Aktualisiert am 15.02.2026 – 14:23 UhrLesedauer: 2 Min.

Einen ersten Platz hat Deutschlands Biathlon-Team in Antholz noch nicht geholt. Dennoch gab es am Sonntag eine Goldmedaille.
Aus Antholz berichtet Benjamin Zurmühl
Um 12.33 Uhr war es so weit: Am Sonntag, eine Woche nach dem Beginn der ersten Biathlon-Wettkämpfe bei den Olympischen Spielen 2026, erklang die deutsche Nationalhymne in Antholz. Der Grund war aber kein aktueller Erfolg, sondern einer von vor zwölf Jahren.

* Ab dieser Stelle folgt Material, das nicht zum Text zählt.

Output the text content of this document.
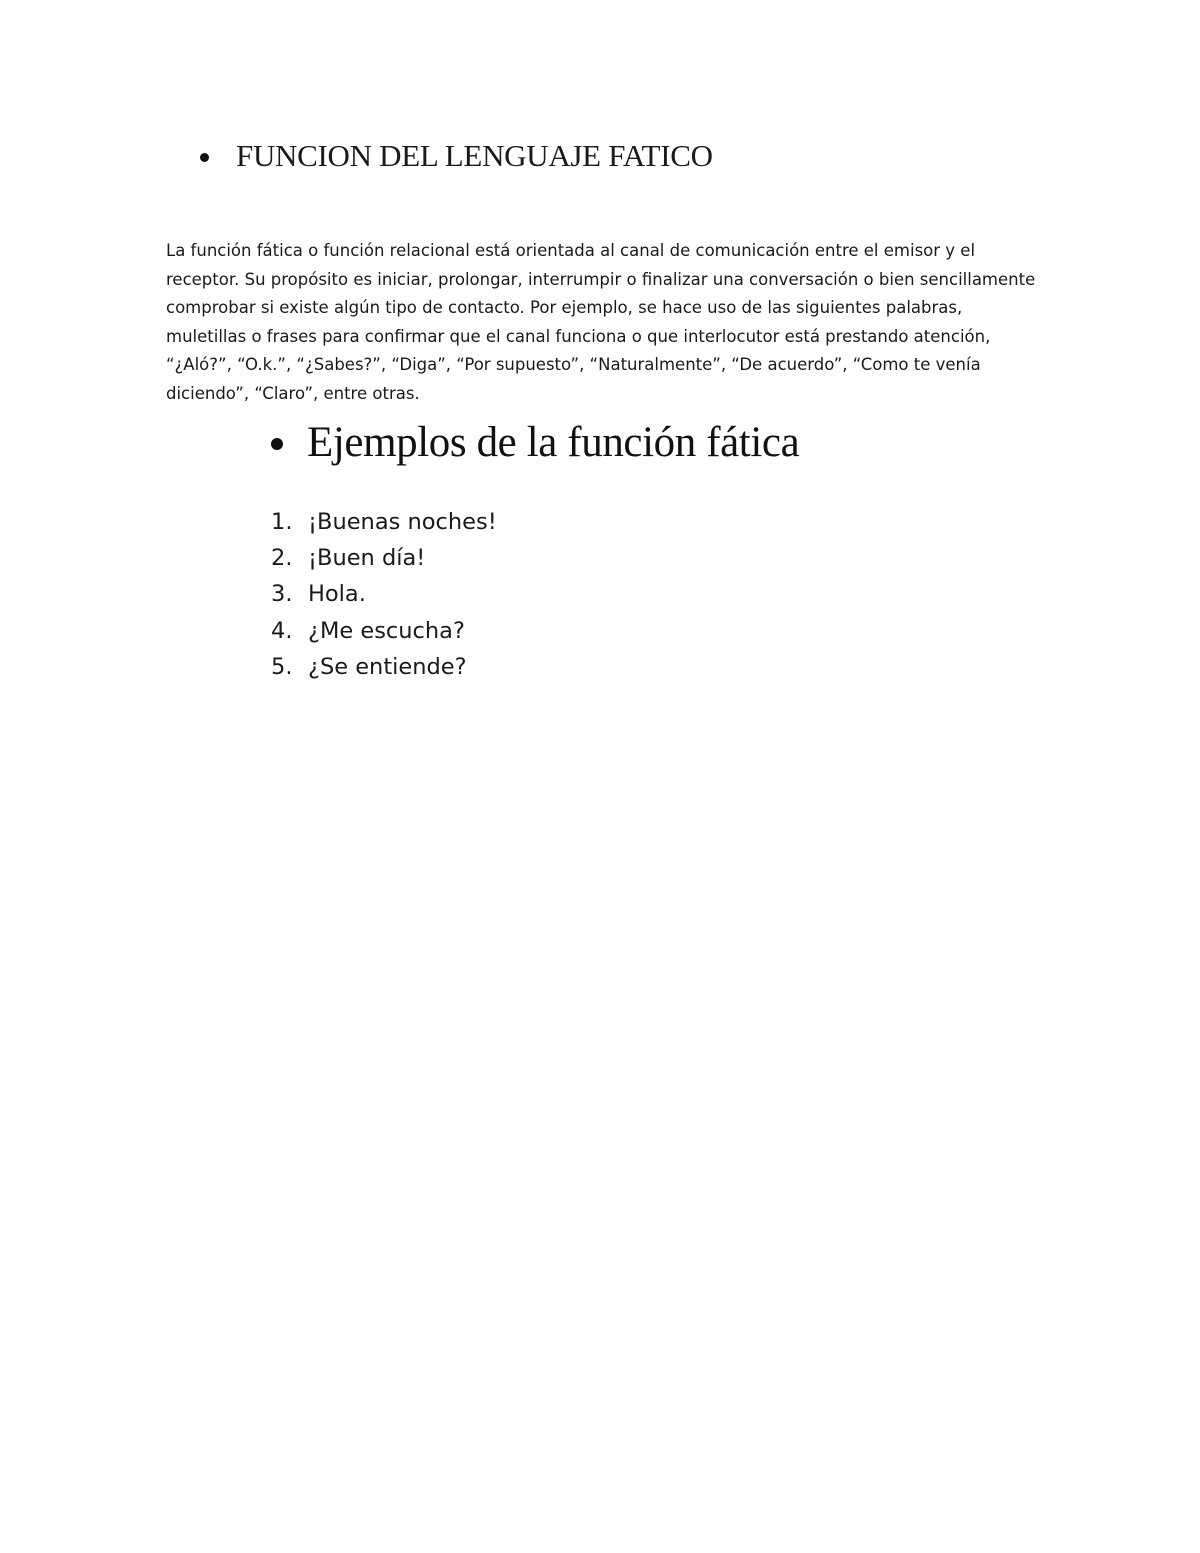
FUNCION DEL LENGUAJE FATICO

La función fática o función relacional está orientada al canal de comunicación entre el emisor y el receptor. Su propósito es iniciar, prolongar, interrumpir o finalizar una conversación o bien sencillamente comprobar si existe algún tipo de contacto. Por ejemplo, se hace uso de las siguientes palabras, muletillas o frases para confirmar que el canal funciona o que interlocutor está prestando atención, “¿Aló?”, “O.k.”, “¿Sabes?”, “Diga”, “Por supuesto”, “Naturalmente”, “De acuerdo”, “Como te venía diciendo”, “Claro”, entre otras.

Ejemplos de la función fática
1. ¡Buenas noches!
2. ¡Buen día!
3. Hola.
4. ¿Me escucha?
5. ¿Se entiende?
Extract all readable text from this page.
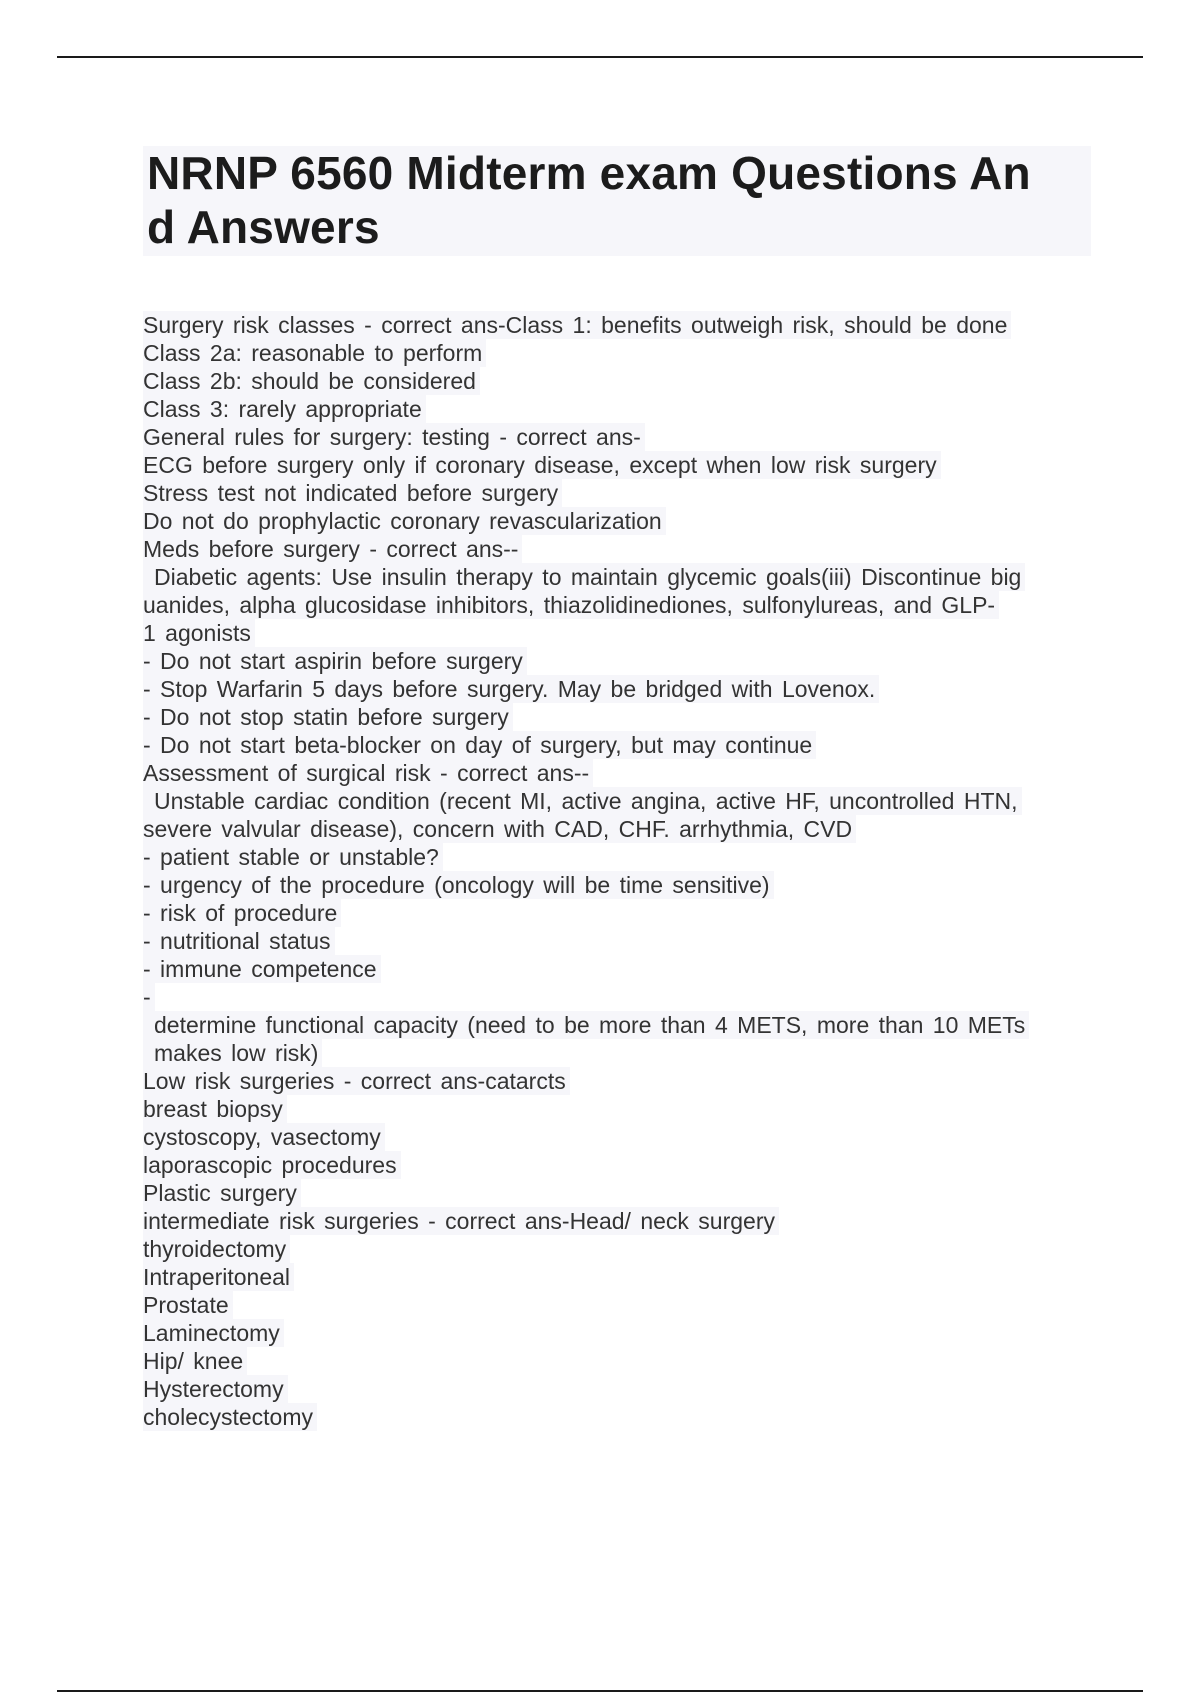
NRNP 6560 Midterm exam Questions An
d Answers
Surgery risk classes - correct ans-Class 1: benefits outweigh risk, should be done
Class 2a: reasonable to perform
Class 2b: should be considered
Class 3: rarely appropriate
General rules for surgery: testing - correct ans-
ECG before surgery only if coronary disease, except when low risk surgery
Stress test not indicated before surgery
Do not do prophylactic coronary revascularization
Meds before surgery - correct ans--
Diabetic agents: Use insulin therapy to maintain glycemic goals(iii) Discontinue big
uanides, alpha glucosidase inhibitors, thiazolidinediones, sulfonylureas, and GLP-
1 agonists
- Do not start aspirin before surgery
- Stop Warfarin 5 days before surgery. May be bridged with Lovenox.
- Do not stop statin before surgery
- Do not start beta-blocker on day of surgery, but may continue
Assessment of surgical risk - correct ans--
Unstable cardiac condition (recent MI, active angina, active HF, uncontrolled HTN,
severe valvular disease), concern with CAD, CHF. arrhythmia, CVD
- patient stable or unstable?
- urgency of the procedure (oncology will be time sensitive)
- risk of procedure
- nutritional status
- immune competence
-
determine functional capacity (need to be more than 4 METS, more than 10 METs
makes low risk)
Low risk surgeries - correct ans-catarcts
breast biopsy
cystoscopy, vasectomy
laporascopic procedures
Plastic surgery
intermediate risk surgeries - correct ans-Head/ neck surgery
thyroidectomy
Intraperitoneal
Prostate
Laminectomy
Hip/ knee
Hysterectomy
cholecystectomy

Weil der russische Staffel-Läufer Jewgeni Ustjugow des Dopings überführt wurde und seine Ergebnisse der Olympischen Spiele von 2010 und 2014 für ungültig erklärt wurden, erhielt die deutsche Silber-Staffel nachträglich Gold. Und so standen Arnd Peiffer, Erik Lesser, Daniel Böhm und Simon Schempp am Sonntagmittag ganz oben auf dem Podium.
Die Originalmedaillen der Russen seien es aber wohl nicht, vermutete ein mit Gold geschmückter Erik Lesser. „Es sind keine Kratzer dran, und ich unterstelle mal dem Russen, dass er, bevor er es weggeschickt hätte, noch mal ein paar Kratzer drangemacht hätte“, sagte Lesser mit einem Schmunzeln in der Mixed Zone.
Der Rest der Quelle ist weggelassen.